Newly obtained emails offer glimpses into how a narrative of certainty developed about the natural origins of the novel coronavirus SARS-CoV-2, while key scientific questions remained. The internal discussions and an early draft of a scientists’ letter show experts discussing gaps in knowledge and unanswered questions about lab origin, even as some sought to tamp down on “fringe” theories about the possibility the virus came from a lab.

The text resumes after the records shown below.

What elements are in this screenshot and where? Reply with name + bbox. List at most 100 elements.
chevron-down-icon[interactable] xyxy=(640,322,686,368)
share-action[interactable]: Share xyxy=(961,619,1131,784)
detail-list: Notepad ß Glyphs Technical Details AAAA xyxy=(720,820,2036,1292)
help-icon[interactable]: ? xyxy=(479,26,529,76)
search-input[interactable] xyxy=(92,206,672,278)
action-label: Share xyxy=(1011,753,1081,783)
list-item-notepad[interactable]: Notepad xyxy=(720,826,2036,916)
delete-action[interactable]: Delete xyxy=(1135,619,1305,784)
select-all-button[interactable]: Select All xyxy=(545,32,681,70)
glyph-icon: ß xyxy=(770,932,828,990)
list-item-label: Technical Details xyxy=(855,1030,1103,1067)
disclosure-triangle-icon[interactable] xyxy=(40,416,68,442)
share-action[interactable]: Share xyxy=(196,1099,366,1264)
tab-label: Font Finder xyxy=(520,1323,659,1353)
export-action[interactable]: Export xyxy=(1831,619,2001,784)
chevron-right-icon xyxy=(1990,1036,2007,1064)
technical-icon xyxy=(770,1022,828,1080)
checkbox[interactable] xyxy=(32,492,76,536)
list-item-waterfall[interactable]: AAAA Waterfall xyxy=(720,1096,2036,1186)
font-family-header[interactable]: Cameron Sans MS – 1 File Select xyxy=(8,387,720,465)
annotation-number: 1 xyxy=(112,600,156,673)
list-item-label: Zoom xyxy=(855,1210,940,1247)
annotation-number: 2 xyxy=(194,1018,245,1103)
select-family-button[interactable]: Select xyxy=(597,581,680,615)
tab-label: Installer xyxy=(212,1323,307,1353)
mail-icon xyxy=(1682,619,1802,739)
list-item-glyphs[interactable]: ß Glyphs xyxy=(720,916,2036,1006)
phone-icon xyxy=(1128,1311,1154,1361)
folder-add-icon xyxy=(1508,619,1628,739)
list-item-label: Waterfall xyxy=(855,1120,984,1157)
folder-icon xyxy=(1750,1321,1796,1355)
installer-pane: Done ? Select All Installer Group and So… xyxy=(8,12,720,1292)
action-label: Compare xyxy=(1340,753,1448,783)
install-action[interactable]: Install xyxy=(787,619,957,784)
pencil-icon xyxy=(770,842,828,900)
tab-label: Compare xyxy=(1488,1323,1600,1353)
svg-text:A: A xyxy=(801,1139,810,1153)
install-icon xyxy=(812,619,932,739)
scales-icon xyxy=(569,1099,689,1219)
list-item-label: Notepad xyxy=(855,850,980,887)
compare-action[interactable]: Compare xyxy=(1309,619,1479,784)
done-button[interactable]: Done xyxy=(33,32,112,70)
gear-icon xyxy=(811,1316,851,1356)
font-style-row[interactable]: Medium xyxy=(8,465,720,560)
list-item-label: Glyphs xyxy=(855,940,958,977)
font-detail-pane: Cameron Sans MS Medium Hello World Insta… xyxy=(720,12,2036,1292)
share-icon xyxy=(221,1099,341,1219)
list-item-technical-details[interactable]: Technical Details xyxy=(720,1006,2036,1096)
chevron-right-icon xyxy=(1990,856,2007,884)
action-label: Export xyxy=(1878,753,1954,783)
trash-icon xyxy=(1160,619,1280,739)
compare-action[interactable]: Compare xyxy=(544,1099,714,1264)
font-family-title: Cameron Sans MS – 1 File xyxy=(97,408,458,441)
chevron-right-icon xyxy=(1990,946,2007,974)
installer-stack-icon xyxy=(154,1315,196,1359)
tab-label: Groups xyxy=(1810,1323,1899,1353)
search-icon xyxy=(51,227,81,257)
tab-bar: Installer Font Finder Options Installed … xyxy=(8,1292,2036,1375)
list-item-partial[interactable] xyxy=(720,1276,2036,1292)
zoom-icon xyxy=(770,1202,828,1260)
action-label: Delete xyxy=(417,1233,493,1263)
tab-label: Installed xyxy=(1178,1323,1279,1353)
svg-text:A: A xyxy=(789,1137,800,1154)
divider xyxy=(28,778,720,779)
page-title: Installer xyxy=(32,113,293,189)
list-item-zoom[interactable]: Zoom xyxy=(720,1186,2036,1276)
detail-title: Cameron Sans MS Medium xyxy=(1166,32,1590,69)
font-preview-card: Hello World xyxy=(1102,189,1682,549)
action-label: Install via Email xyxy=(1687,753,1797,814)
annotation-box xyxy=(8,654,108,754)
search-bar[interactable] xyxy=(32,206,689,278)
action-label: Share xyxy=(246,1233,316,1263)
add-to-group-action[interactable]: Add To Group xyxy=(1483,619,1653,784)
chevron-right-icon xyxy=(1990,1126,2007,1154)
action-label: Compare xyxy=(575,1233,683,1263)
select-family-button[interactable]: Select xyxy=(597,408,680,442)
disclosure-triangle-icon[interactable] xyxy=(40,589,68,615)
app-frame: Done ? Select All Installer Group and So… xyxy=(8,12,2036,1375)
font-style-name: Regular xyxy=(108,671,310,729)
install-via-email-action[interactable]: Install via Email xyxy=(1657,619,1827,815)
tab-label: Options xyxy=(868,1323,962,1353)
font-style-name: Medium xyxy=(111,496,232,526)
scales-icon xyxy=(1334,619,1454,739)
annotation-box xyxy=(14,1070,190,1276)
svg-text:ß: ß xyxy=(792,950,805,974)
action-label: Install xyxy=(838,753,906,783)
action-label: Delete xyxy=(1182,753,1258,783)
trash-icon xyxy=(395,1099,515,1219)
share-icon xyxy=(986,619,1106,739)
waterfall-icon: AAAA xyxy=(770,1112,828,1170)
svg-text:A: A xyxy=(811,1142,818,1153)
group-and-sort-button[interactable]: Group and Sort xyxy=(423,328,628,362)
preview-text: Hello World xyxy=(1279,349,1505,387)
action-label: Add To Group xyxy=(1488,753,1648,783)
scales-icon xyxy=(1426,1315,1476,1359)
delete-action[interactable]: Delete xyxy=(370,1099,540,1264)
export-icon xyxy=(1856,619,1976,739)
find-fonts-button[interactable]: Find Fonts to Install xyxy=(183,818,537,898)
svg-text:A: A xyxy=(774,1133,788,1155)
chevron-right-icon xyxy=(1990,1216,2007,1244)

Influential scientists and many news outlets have described the evidence as “overwhelming” that the virus originated in wildlife, not from a lab. However, a year after the first reported cases of SARS-CoV-2 in the Chinese city of Wuhan, little is known how or where the virus originated. Understanding the origins of SARS-CoV-2, which causes the disease COVID-19, may be crucial to preventing the next pandemic.

The emails of coronavirus expert Professor Ralph Baric – obtained through a public records request by U.S. Right to Know – show conversations between National Academy of Sciences (NAS) representatives, and experts in biosecurity and infectious diseases from U.S. universities and the EcoHealth Alliance.

On Feb. 3, the White House Office of Science and Technology Policy (OSTP) asked the National Academies of Sciences, Engineering and Medicine (NASEM) to “convene meeting of experts… to assess what data, information and samples are needed to address the unknowns, in order to understand the evolutionary origins of 2019-nCoV, and more effectively respond to both the outbreak and any resulting misinformation.”